Gescheiterte Koalitionsgespräche Österreich hat nun vier Möglichkeiten
Nach dem Scheitern der Koalitionsverhandlungen stehen Österreich ungewisse Zeiten bevor. Präsident Van der Bellen muss nun eine Lösung finden. Auch eine Neuwahl ist eine Option - die der FPÖ nützen könnte.
136 Tage schon versuchen sie in Österreich, eine tragfähige Mehrheit für eine neue Bundesregierung zu finden. Rekord, sogar für Österreich, wo auch Regierungsbildungen traditionell länger dauern als anderswo. Und jetzt? Wieder alles auf Anfang? So klingt das bei Alexander Van der Bellen, dem österreichischen Bundespräsidenten, der mächtiger ist als sein deutscher Amtskollege. Auf ihn kommt es jetzt an, er kann und muss sagen, wie es weitergeht.
Und was sagt Van der Bellen nach einem aufgeregten Tag, der in Österreich mal in den Geschichtsbüchern stehen wird? Der alte Herr aus der Hofburg sagt, es sei vielleicht "unerfreulich für den einen oder die andere", dass die Koalitionsverhandlungen von FPÖ und ÖVP jetzt gescheitert sind, "für das Staatsganze aber ist es kein echter Grund zur Beunruhigung".
Neuwahlen, Minderheitsregierung oder Kompromiss?
Es gebe ja eine geschäftsführende Bundesregierung: Der international anerkannte Ex-Außenminister Alexander Schallenberg ist mal wieder Interims-Bundeskanzler.
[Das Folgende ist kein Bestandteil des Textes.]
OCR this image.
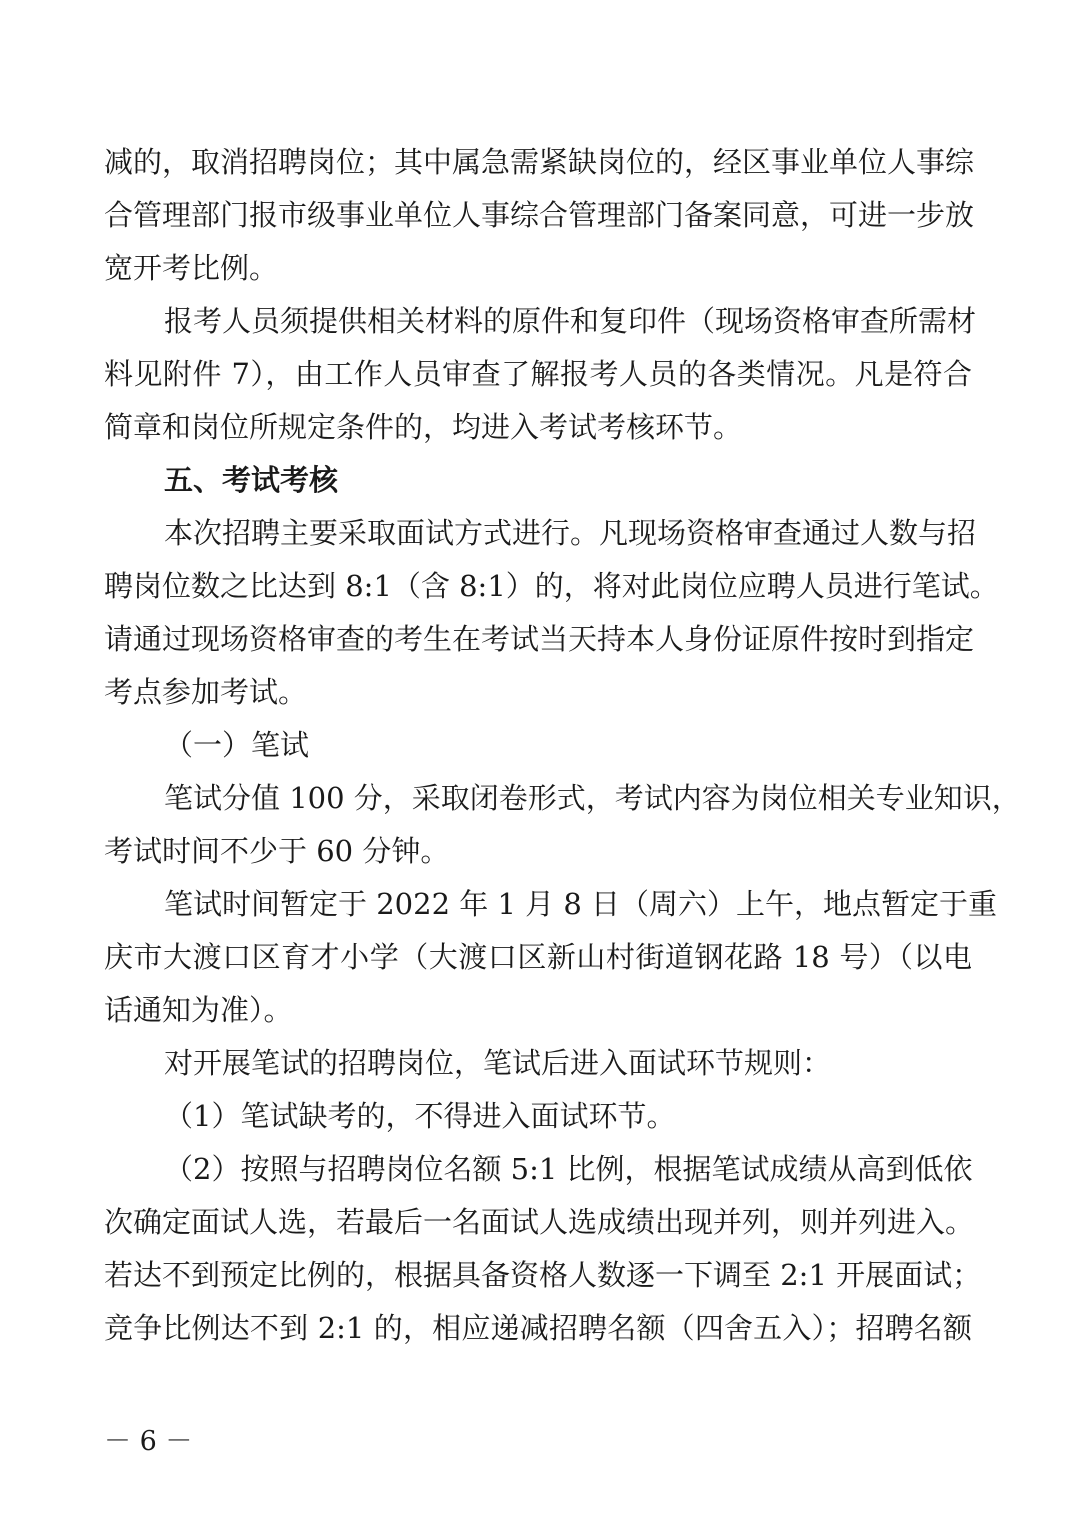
减的，取消招聘岗位；其中属急需紧缺岗位的，经区事业单位人事综
合管理部门报市级事业单位人事综合管理部门备案同意，可进一步放
宽开考比例。
报考人员须提供相关材料的原件和复印件（现场资格审查所需材
料见附件 7），由工作人员审查了解报考人员的各类情况。凡是符合
简章和岗位所规定条件的，均进入考试考核环节。
五、考试考核
本次招聘主要采取面试方式进行。凡现场资格审查通过人数与招
聘岗位数之比达到 8:1（含 8:1）的，将对此岗位应聘人员进行笔试。
请通过现场资格审查的考生在考试当天持本人身份证原件按时到指定
考点参加考试。
（一）笔试
笔试分值 100 分，采取闭卷形式，考试内容为岗位相关专业知识，
考试时间不少于 60 分钟。
笔试时间暂定于 2022 年 1 月 8 日（周六）上午，地点暂定于重
庆市大渡口区育才小学（大渡口区新山村街道钢花路 18 号）（以电
话通知为准）。
对开展笔试的招聘岗位，笔试后进入面试环节规则：
（1）笔试缺考的，不得进入面试环节。
（2）按照与招聘岗位名额 5:1 比例，根据笔试成绩从高到低依
次确定面试人选，若最后一名面试人选成绩出现并列，则并列进入。
若达不到预定比例的，根据具备资格人数逐一下调至 2:1 开展面试；
竞争比例达不到 2:1 的，相应递减招聘名额（四舍五入）；招聘名额
－ 6 －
Und dann gebe es laut Verfassung noch vier weitere Möglichkeiten, den Knoten zu lösen. Österreichs Bundespräsident zählt sie auf, ausdrücklich und unbedingt "wertfrei" in der Reihenfolge: Neuwahlen, eine Minderheitsregierung, eine Experten-Regierung, oder doch noch ein Kompromiss der bereits gewählten Parteien im Parlament.
Das vorerst letzte Wort der Hauptverantwortlichen für die aktuelle Situation kommt vom FPÖ-Vorsitzenden Herbert Kickl, live zur besten Sendezeit um 20:15 Uhr. Eine gute halbe Stunde lang spricht er über seine Sicht des Scheiterns. Mit einer klaren Präferenz, was der nächste Schritt sein sollte: Neuwahlen. Die die FPÖ von Anfang an erklärtermaßen nicht fürchtete.
Bei Neuwahlen bis zu 35 Prozent für die FPÖ
Vielleicht erklärt das den robusten Verhandlungsstil Kickls. Die aktuellen Sonntagsfragen geben der FPÖ nochmal fünf, sechs Prozentpunkte mehr: Würde jetzt neu gewählt, könnten die Rechtspopulisten mit 35 Prozent rechnen. Die Volkspartei ÖVP liegt derzeit bei 19 Prozent - ein Absturz auf Platz drei, hinter der SPÖ.
Das Problem: Rechnerisch wäre das die gleiche Konstellation wie bisher. Jemand müsste für eine Regierungsmehrheit mit Kickl koalieren. Aber da käme nur die ÖVP in Frage. Und diese Option ist in den letzten Tagen Schritt für Schritt zerbröselt.
Verpasste Chance auf FPÖ-Kanzler
Gescheitert am "Machtrausch" des Kanzlerkandidaten der FPÖ, Herbert Kickl - so sagen sie das bei der ÖVP. Christian Stocker, der neue ÖVP-Parteichef, als Chefverhandler 37 Tage das Gegenüber von Herbert Kickl, formuliert es etwas sachlicher. Leider sei Herbert Kickl "aus der Rolle des Oppositionspolitikers nicht ausreichend in die Rolle eines Regierungschefs gewechselt".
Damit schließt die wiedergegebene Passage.